Wine Pet Peeves
I’m not a picky wine drinker (okay, I am), but my pet peeves stem from a desire to drink good quality and be able to enjoy it. Wineries, wine importers, retailers and restaurants should all endeavour to enhance the consumer’s enjoyment of the grape, not detract from it.
Those who love and enjoy wine may have noticed many of the following annoyances. Someone who finds these pet peeves troublesome shouldn’t be considered picky or pretentious. After all, no one should have to drink from wine glasses that smell like the musty cabinet where they are stored, or suffer a discussion with a restaurant server on whether wine that is oxidized is “supposed to taste like that.”
The following list of wine pet peeves is a compilation based on an informal survey of consumers and wine professionals.
serving and storage temperature
One of the most prevalent issues in restaurants is that red wine is served too warm and white wine is served too cold. It is relatively easy to resolve the white wine problem (leave it on the table instead of putting it in an ice bucket), but the red wine poses a larger problem. When red wine is too warm, the wine becomes flabby and the alcohol becomes more prominent (especially in these heady days of 14 to 15 per cent). It really does affect the quality and enjoyment of the wine. Restaurants spend millions of dollars on design and construction, so there is no excuse for not investing in temperature controlled wine storage as well. Wine is a significant revenue source for many restaurateurs. Serve it at the proper temperature and watch your wine sales surge.
sh*tty hotel banquet wine
Isn’t it time for hotels to actually care about the quality of the wines they serve at banquets as opposed to which agent has the biggest promotional budget? I can’t count how many weddings, fundraisers and galas I’ve attended at top hotels where their “house” banquet swill is not fit for consumption. Hotels are notorious for buying the cheapest plonk available and gouging their clients on the glass price (i.e., buying wine for $5 to $6 per bottle and selling in banquets for $8 per glass). Even if hotels are run by accountants, banquet managers must take a stand and realize that consumers do care about being able to enjoy a nice glass of wine.
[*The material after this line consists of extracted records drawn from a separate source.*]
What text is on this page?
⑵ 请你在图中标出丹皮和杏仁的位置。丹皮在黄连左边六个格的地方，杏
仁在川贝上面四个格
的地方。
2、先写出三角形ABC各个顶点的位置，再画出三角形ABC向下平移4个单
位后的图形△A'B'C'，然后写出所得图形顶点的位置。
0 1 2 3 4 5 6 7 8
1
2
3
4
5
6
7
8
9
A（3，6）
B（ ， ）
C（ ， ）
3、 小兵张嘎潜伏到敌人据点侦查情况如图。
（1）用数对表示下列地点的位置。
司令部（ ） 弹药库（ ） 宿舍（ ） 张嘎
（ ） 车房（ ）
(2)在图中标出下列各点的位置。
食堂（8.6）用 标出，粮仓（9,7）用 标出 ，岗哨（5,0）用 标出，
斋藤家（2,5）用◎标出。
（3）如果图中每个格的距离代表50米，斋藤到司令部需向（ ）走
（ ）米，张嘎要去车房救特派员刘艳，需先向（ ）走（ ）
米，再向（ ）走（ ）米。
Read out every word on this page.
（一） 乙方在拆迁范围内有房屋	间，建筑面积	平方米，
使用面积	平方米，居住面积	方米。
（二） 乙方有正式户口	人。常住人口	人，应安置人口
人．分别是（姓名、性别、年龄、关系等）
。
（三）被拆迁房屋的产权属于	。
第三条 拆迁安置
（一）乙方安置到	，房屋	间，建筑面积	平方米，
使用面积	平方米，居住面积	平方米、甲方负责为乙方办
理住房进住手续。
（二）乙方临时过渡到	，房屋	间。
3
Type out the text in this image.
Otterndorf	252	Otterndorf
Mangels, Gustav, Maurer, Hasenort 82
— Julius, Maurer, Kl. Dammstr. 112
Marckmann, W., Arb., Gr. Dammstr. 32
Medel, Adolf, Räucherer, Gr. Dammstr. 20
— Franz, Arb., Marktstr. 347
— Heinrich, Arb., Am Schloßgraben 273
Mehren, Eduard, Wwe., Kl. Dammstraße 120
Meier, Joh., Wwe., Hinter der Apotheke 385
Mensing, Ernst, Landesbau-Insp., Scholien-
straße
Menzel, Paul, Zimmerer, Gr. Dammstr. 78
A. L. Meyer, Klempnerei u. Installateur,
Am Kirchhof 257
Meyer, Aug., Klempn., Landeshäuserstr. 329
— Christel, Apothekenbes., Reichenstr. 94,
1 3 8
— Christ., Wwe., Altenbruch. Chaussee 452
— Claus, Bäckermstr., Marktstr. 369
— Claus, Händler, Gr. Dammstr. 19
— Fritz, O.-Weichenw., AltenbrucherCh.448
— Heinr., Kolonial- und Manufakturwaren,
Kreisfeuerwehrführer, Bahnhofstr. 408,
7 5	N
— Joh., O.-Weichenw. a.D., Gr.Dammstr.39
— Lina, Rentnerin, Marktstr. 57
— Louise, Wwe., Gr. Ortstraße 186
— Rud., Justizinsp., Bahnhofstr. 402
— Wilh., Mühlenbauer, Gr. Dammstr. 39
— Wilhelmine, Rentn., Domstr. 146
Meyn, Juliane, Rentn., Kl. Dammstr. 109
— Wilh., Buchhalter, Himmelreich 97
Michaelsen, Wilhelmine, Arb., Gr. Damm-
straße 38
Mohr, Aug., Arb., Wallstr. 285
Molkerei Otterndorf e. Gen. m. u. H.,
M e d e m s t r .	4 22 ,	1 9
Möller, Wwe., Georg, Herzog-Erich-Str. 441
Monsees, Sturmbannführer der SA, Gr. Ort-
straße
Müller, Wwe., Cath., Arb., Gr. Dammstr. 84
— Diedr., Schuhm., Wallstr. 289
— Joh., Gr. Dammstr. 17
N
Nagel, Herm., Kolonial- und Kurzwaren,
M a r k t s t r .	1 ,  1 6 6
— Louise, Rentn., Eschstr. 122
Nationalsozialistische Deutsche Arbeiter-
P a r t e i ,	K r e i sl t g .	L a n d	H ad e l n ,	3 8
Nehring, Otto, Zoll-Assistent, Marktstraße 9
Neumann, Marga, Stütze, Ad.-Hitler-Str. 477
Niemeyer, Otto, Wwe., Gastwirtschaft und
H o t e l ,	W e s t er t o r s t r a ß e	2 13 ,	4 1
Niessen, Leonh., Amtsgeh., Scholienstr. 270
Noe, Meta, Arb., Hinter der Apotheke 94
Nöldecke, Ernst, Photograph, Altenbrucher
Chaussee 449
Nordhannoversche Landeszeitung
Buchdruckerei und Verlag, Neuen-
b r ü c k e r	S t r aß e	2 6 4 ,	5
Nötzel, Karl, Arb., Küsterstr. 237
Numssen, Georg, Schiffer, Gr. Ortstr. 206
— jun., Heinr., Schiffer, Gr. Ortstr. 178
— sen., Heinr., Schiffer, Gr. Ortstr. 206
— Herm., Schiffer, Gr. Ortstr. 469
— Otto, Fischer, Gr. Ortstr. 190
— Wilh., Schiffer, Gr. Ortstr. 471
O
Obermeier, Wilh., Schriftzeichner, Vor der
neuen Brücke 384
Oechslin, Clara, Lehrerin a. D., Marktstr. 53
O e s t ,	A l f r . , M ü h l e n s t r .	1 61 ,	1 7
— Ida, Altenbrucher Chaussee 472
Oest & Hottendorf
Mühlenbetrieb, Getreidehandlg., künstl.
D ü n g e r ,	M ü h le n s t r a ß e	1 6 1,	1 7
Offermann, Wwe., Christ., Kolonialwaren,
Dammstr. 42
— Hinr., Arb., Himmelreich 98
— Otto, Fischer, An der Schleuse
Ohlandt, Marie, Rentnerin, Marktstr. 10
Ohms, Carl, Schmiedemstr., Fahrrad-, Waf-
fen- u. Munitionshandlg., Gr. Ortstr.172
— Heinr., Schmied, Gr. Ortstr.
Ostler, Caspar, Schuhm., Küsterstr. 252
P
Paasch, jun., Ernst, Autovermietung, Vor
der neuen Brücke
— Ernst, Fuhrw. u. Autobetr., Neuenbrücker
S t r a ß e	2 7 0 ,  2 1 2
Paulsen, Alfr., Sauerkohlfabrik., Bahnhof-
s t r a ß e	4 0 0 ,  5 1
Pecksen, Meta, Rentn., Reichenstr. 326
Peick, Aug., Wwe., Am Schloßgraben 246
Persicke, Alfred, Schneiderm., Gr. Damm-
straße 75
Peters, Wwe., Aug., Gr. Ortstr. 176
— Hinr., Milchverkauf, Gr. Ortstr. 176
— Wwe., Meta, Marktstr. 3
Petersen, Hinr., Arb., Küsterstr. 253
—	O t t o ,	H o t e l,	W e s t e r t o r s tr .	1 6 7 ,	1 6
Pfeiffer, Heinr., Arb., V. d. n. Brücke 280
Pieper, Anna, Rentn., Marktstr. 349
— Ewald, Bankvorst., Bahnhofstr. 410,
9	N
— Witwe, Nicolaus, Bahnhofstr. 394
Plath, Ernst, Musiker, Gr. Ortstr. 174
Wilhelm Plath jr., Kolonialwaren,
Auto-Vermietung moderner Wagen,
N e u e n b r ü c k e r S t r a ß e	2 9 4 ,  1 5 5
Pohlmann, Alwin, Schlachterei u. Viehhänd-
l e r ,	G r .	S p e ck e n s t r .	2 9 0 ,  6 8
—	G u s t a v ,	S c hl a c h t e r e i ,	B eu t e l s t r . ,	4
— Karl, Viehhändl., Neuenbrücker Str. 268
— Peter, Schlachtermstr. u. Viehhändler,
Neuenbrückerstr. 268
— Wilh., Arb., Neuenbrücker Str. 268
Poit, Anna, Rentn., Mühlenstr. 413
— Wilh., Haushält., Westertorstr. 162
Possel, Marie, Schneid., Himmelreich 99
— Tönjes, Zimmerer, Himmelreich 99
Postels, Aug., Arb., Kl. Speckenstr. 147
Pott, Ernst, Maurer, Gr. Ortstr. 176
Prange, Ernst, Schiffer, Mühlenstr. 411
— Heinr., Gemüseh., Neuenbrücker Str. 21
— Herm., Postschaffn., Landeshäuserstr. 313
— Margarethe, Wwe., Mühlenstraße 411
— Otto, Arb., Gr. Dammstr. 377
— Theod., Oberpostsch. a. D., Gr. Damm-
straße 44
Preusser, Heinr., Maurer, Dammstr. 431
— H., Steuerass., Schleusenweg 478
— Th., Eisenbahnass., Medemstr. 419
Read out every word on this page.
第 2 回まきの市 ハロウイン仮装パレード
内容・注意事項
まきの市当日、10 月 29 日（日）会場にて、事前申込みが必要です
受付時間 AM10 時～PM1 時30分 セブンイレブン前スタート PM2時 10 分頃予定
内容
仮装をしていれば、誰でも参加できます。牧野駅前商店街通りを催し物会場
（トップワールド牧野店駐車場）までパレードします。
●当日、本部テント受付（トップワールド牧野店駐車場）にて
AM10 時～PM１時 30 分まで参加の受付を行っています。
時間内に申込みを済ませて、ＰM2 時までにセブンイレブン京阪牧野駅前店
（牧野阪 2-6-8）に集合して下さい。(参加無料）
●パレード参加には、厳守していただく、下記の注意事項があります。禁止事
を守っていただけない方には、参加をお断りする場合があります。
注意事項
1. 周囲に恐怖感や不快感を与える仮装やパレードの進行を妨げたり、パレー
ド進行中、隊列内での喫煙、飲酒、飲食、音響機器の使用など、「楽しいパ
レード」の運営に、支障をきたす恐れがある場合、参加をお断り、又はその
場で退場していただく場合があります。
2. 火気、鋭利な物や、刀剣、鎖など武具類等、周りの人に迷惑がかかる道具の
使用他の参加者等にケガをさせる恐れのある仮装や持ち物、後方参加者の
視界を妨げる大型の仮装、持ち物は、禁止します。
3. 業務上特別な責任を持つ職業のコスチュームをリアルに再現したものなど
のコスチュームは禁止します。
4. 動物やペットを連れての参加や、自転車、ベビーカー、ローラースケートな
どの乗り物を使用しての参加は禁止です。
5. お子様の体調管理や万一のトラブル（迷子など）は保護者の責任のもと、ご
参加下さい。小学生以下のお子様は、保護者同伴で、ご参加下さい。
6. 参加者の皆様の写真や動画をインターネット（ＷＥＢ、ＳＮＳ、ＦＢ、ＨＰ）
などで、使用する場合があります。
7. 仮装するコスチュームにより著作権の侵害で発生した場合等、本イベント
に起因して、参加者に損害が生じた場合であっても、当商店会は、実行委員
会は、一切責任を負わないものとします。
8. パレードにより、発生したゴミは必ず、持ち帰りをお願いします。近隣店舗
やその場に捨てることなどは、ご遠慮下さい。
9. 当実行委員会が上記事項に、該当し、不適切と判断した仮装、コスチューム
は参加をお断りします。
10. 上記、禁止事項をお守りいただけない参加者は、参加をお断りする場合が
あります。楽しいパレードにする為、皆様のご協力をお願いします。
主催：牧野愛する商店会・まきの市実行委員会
There are some great values out there, but they are not often found in well known commercially produced wines. Step it up and give your customers a break.
filling it to the brim
A glass of wine should never be more than a third full. This allows the wine drinker an opportunity to swirl and aerate the wine. Swirling the glass is not pretentious, it is practical, because it allows the wine to open and fully express itself after being cooped up in the bottle (releasing the genie, so to speak). If a restaurant has decent sized wine glasses, filling them too full not only prevents aeration, but makes it awkward to consume. Having wine glasses with good sized bowls is not an invitation to see how much of the bottle you can fit in the glass.
just because it’s popular, doesn’t mean everyone has to have it
Restaurant wine lists seem to be becoming more generic. Restaurants often pride themselves on the uniqueness of their food menus. They need to take the same approach with their wine lists. Too often I hear restaurateurs say that their customers only want to drink bottles that they recognize. They’re not giving their diners enough credit. Consumers love discovering new wines, but it is the responsibility of the restaurant to ensure that its staff are empowered with the knowledge and experience to be able to assist their clients in making a selection that will appeal to them. Just because it has a critter on the label, doesn’t mean it’s going to be good, and just because you see the wine in a magazine ad, doesn’t mean you have to put it on your wine list.
it’s not whether you know or not, but how you deal with it
Serving wine that is oxidized or corked is not in and of itself a pet peeve, as wine-by-the-glass can easily be open too long and no one has the ability to identify a corked bottle prior to opening it. But how the incident is dealt with … that’s another story. Just the other day, I was served a glass of wine that was sooooo oxidized. I made the server aware of this and the response was, “that’s the way that wine is supposed to taste.” This tells me two things. First, the server has no idea how the wine is supposed to taste, and/or second, they are trying to convince their customer to drink a bad glass of wine. If you don’t know, check with a staff member or manager that does. How well the situation is dealt with is what will leave the lasting impression with the customer.
If you are attending a wine tasting, be courteous of your fellow tasters by not pouring on your favourite odiferous perfume or musk. It really does affect both your and others’ ability to taste the wine. Chewing gum while tasting is also not the best idea.
seasoning the glasses
This is not so much a pet peeve, but a wish. All through Europe, even in the most casual restaurants, servers will take the time to season the wine glasses prior to serving a good bottle of wine. What this entails is pouring a small amount of the wine in one glass and rolling it around to coat the entire glass and then pouring the wine into the next diner’s glass and repeating until all the diners’ glasses are “seasoned” with the wine about to be poured. This not only “prepares” the glasses for the wine, but arguably also removes any traces of residual odour on the glasses. Some say the practice has no practical purpose. But the “show” of seasoning at minimum creates attention, which puts more focus on wine, which is always a good thing.